The JSE All share closed 2.6% down (-0.2% for the year to date) compared to September. Pressure on commodity prices, especially gold and platinum, weighed heavily on the resources shares and the Resi-10 Index closed 3.8% lower for the month (year to date +22.9%). The Indi-25, which includes a number of dual-listed UK shares and other rand hedges was down for the second consecutive month and closed 3.1% lower compared to the previous month (year to date at -7.9%). Financial shares suffered because of the drama around the Finance Minister and the Fini-15 closed 1.8% lower for the month after it advanced somewhat in September (year to date -5.1%).
The best performing shares in October were Net 1 UEPS Technologies, which closed 23.7% higher compared to September and Assore which closed 22.9% higher. In third place for the month was Trustco Group Holdings (+18.4%) followed by African Rainbow Minerals (+18.4%) and Exxaro Resources (+17.2%). Worst performers for the month were Sibanye Gold (-25.7%), Impala Platinum Holdings (-22%), Royal Bafokeng Platinum (-20%), Brait SE (-18.9%) and Anglogold Ashanti (-18.5%). For the year to date the top performers are Kumba Iron Ore (+231.7%), Assore (+193.8%), Anglo American PLC (+168.7%), Harmony Gold Mining (+163.5%) and Exxaro Resources (+125.2%).
On the SA economic data front, the country continues to face headwinds and the local economy is forecast to grow at its slowest pace this year since the global recession of 2009. In his budget address the Minister of Finance announced an expected growth figure of 0.5% for the year, down from the 0.9% announced earlier. CPI rose to 6.1% in September. On the positive side the trade balance unexpectedly swung to a surplus of R6.7bn in September from the R8.9bn deficit of August.
The economic strain is also evident in the higher number of business liquidations. Business Day reported that the total number of companies liquidated rose 15.4% to 172 in September, compared to a year ago. Vehicle sales also continued to decline. Total New Vehicle Sales in South Africa was 10.1% lower year-on-year at 48 745 in October. Total Vehicle Sales in South Africa averaged 39 707 from 1994 until 2016, reaching an all-time high of 65 689 in August of 2006 and a record low of 18 482 in September of 1994.

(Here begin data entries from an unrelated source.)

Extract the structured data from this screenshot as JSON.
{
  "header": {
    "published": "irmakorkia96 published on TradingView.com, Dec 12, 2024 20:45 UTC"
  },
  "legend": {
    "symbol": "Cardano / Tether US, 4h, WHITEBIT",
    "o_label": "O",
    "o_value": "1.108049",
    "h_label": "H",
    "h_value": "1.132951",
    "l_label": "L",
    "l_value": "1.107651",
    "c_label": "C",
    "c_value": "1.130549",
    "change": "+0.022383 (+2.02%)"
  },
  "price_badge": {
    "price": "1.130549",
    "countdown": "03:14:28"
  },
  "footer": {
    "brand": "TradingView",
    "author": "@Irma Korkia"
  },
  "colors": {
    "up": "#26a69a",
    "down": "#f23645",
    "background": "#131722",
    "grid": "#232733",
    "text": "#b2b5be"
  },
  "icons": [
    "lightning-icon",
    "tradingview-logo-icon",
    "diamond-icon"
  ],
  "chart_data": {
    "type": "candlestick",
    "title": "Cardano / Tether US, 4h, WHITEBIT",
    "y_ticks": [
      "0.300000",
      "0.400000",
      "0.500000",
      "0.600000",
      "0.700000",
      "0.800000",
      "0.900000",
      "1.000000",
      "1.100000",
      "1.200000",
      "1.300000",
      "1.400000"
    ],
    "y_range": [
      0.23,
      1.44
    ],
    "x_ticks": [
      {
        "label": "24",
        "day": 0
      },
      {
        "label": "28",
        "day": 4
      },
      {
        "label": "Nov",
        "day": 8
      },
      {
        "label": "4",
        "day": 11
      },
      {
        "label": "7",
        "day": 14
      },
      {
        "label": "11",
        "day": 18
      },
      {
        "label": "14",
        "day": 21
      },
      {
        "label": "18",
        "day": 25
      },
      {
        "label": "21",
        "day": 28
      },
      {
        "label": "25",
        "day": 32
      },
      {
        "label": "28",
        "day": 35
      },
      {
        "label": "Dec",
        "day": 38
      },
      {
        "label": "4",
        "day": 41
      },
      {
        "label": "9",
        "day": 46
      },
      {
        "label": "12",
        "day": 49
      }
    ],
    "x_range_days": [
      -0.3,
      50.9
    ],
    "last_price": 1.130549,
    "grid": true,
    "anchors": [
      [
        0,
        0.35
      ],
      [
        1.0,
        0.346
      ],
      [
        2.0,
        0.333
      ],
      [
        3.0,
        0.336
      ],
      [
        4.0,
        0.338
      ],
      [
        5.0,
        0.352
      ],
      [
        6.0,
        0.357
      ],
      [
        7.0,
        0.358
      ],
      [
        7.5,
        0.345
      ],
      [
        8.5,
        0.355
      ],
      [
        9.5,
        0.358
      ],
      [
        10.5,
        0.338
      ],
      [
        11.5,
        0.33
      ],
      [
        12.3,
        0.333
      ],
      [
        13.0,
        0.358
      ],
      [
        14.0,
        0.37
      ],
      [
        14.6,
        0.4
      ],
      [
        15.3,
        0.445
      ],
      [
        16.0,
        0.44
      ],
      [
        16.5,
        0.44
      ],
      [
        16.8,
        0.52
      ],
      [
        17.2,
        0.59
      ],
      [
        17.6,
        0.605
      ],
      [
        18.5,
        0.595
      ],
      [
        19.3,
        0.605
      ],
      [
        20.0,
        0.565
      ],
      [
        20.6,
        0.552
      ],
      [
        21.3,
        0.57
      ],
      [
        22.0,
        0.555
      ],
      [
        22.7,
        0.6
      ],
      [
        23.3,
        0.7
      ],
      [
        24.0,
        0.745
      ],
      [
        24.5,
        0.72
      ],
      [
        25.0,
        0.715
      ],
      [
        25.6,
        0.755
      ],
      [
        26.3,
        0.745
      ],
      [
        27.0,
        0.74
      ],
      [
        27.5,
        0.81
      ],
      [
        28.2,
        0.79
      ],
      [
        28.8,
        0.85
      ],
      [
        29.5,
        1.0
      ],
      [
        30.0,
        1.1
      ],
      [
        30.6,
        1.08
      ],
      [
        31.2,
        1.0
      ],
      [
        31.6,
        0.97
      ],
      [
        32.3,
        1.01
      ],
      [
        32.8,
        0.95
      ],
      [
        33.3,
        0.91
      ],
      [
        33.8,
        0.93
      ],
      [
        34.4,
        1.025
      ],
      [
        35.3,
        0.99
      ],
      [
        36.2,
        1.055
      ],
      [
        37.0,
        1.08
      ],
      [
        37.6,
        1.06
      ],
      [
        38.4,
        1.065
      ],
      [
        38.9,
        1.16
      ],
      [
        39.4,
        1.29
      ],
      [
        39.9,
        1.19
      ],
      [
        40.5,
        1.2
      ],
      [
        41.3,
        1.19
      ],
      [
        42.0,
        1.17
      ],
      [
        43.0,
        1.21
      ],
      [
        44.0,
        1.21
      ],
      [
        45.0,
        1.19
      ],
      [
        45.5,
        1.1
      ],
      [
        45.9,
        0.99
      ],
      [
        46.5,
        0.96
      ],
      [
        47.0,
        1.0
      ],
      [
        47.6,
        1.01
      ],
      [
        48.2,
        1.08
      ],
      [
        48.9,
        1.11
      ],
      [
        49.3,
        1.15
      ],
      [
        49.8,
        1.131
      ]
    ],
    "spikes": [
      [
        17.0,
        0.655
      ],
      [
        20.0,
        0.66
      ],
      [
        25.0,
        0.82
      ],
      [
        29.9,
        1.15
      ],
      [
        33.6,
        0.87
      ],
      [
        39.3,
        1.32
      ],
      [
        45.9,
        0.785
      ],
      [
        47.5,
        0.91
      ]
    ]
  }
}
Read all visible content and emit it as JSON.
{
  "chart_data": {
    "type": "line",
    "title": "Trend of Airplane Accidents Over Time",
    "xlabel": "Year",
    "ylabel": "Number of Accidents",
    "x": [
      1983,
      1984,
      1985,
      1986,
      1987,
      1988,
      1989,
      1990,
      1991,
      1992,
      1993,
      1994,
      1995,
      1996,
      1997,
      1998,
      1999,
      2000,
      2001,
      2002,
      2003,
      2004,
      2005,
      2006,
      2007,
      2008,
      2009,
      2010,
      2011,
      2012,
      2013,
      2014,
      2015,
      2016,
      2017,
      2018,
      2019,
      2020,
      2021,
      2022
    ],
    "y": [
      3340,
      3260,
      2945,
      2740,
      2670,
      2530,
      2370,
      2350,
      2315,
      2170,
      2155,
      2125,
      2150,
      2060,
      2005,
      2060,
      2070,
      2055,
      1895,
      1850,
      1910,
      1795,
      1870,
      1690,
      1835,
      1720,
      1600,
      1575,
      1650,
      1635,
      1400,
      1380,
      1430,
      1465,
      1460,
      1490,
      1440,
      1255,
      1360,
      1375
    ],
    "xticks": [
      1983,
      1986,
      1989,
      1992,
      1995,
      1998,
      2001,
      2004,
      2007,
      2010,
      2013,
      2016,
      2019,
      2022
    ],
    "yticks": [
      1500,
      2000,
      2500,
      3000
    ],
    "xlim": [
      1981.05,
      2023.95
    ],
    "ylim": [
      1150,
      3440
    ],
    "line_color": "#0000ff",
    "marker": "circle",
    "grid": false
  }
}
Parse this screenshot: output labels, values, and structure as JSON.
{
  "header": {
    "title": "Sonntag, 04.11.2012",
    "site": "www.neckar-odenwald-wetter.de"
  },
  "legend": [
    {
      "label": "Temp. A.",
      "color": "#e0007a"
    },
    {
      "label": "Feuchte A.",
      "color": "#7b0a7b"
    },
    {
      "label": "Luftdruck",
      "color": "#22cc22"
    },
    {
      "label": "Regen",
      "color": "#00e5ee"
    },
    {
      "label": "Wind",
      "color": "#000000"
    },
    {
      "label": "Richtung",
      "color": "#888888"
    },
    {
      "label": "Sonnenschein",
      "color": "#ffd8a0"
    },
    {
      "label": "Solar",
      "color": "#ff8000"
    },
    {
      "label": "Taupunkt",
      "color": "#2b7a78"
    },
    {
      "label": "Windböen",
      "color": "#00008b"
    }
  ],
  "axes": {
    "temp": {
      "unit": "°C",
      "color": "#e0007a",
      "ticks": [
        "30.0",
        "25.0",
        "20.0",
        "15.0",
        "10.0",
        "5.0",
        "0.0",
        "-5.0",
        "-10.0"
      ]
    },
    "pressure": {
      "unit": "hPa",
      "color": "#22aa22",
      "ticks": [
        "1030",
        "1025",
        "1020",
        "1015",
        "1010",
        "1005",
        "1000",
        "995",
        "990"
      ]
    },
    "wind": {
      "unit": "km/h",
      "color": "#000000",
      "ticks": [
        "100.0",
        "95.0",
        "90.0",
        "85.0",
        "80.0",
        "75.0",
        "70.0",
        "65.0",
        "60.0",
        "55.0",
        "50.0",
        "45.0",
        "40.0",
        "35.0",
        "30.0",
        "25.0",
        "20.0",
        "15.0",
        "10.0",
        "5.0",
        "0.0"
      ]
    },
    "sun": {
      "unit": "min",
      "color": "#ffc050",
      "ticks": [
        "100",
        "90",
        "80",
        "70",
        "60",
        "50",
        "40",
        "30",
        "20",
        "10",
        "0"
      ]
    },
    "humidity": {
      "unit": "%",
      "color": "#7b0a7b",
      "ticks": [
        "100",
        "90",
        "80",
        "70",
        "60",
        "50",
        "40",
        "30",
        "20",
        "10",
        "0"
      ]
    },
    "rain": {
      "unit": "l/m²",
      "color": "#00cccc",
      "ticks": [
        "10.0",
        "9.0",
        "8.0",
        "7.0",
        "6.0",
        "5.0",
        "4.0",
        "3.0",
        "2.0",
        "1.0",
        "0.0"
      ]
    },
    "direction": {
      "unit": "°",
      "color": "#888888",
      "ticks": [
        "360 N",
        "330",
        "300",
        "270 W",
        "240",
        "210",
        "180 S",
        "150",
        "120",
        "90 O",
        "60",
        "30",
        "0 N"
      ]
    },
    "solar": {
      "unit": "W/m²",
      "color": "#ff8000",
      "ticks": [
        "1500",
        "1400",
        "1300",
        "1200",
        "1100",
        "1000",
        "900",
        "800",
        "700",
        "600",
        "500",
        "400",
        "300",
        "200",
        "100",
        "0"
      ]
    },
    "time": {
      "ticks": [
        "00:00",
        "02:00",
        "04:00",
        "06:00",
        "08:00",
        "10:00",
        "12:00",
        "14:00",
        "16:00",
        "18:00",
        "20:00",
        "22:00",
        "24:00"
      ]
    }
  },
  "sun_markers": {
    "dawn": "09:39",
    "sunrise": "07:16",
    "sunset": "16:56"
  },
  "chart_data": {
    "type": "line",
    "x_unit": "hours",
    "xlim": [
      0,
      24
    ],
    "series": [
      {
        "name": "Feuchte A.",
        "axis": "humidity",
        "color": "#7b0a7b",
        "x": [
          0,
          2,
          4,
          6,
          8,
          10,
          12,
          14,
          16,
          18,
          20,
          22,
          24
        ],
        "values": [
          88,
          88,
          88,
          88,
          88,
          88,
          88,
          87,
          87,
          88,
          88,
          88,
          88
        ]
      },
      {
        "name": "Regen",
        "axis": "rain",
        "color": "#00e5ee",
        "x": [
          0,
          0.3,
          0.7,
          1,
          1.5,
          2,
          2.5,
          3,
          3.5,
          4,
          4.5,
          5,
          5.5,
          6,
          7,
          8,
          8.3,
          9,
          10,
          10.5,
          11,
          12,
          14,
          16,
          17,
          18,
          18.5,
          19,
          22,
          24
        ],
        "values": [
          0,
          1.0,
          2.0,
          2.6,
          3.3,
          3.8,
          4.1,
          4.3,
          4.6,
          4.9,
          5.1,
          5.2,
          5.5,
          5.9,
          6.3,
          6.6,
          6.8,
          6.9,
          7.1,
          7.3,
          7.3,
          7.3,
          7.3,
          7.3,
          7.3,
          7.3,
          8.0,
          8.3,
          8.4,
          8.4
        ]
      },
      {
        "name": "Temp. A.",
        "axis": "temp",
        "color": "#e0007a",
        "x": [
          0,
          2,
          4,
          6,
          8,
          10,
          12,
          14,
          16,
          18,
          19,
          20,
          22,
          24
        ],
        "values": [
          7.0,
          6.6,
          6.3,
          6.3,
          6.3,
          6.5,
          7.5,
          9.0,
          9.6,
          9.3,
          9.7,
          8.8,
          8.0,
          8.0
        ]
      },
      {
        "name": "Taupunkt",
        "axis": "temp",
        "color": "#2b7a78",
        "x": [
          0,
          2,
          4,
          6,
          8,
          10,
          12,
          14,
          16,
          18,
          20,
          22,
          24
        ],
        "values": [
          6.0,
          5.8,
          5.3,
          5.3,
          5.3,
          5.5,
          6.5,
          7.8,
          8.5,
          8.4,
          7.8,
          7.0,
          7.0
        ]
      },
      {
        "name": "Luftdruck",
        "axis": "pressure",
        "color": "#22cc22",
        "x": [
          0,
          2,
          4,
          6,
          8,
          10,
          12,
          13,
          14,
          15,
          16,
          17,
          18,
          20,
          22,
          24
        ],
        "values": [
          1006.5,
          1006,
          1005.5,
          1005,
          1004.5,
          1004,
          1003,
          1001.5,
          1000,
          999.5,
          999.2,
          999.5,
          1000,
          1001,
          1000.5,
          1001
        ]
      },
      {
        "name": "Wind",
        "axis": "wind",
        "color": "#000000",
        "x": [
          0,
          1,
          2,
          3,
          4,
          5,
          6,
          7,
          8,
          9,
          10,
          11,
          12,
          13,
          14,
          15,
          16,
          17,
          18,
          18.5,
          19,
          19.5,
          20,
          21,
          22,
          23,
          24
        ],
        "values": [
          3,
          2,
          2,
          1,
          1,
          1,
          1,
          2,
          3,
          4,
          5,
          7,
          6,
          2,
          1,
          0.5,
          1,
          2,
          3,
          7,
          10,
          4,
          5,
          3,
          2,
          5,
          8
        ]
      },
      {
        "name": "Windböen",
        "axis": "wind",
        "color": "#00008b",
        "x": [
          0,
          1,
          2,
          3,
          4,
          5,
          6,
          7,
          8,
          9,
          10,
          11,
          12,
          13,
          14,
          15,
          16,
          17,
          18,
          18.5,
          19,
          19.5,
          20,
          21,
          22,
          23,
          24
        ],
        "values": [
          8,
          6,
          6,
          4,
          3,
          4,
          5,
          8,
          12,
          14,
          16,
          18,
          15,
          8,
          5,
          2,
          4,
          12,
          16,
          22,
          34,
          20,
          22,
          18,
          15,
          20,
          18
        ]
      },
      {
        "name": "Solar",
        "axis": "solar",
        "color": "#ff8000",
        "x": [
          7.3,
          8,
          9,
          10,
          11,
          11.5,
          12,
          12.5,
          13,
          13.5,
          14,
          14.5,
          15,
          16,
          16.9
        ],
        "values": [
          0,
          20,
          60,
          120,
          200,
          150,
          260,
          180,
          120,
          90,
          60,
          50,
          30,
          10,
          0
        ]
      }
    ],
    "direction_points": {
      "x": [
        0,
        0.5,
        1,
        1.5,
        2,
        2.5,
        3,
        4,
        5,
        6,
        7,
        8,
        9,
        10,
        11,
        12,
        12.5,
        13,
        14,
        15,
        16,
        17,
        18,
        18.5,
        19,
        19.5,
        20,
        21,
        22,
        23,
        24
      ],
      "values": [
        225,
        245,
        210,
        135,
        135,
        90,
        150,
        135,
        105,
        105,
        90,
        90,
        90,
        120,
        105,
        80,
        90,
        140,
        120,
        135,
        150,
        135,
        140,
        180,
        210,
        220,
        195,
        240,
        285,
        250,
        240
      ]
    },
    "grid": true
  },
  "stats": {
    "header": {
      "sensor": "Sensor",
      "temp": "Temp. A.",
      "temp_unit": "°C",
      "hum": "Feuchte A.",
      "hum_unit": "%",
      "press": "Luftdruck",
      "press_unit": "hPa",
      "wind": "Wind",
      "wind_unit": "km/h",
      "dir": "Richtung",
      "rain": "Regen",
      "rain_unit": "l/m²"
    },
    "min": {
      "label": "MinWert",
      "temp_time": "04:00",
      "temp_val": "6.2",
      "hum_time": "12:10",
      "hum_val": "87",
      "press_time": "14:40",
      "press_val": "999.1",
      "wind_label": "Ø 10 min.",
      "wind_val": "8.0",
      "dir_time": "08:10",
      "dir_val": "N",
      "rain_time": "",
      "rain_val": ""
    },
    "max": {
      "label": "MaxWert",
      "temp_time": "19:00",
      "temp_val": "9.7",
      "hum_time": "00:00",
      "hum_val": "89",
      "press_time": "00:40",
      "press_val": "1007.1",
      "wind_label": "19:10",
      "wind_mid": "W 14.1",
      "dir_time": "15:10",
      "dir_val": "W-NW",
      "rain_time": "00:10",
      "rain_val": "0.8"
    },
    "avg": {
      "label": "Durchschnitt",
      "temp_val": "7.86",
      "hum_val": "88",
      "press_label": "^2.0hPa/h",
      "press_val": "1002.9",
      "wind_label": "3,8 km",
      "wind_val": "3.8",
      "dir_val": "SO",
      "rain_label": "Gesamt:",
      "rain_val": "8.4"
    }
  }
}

Slower growth in property prices were recorded for the sixth consecutive month in October, the lowest growth in five years. According to the FNB Home Price Index home prices nationwide grew by only 2.4% compared to a year ago, which means that growth is not beating inflation for some time now. According to FNB’s John Loos, the slowest growth in prices is recorded in smaller provinces and in small towns where mining and agriculture industries are the biggest job creators. In the larger cities home prices are rising by 4%.
Although large parts of the country were gripped by a heat wave at the end of October and reports about serious water shortages and low dam levels are commonplace, Reuters reported that SA farmers intend to plant 25% more hectares of maize this season in the hope that decent rainfall will ease the hardship caused by the scorching drought of last year. The drought turned SA from a net exporter of grain to a net importer for the 2015-16 year. “Another poor maize harvest would have serious implications for Africa’s most industrialised economy after white maize, the staple food, doubled in price last year, fuelling inflation,” Reuters noted.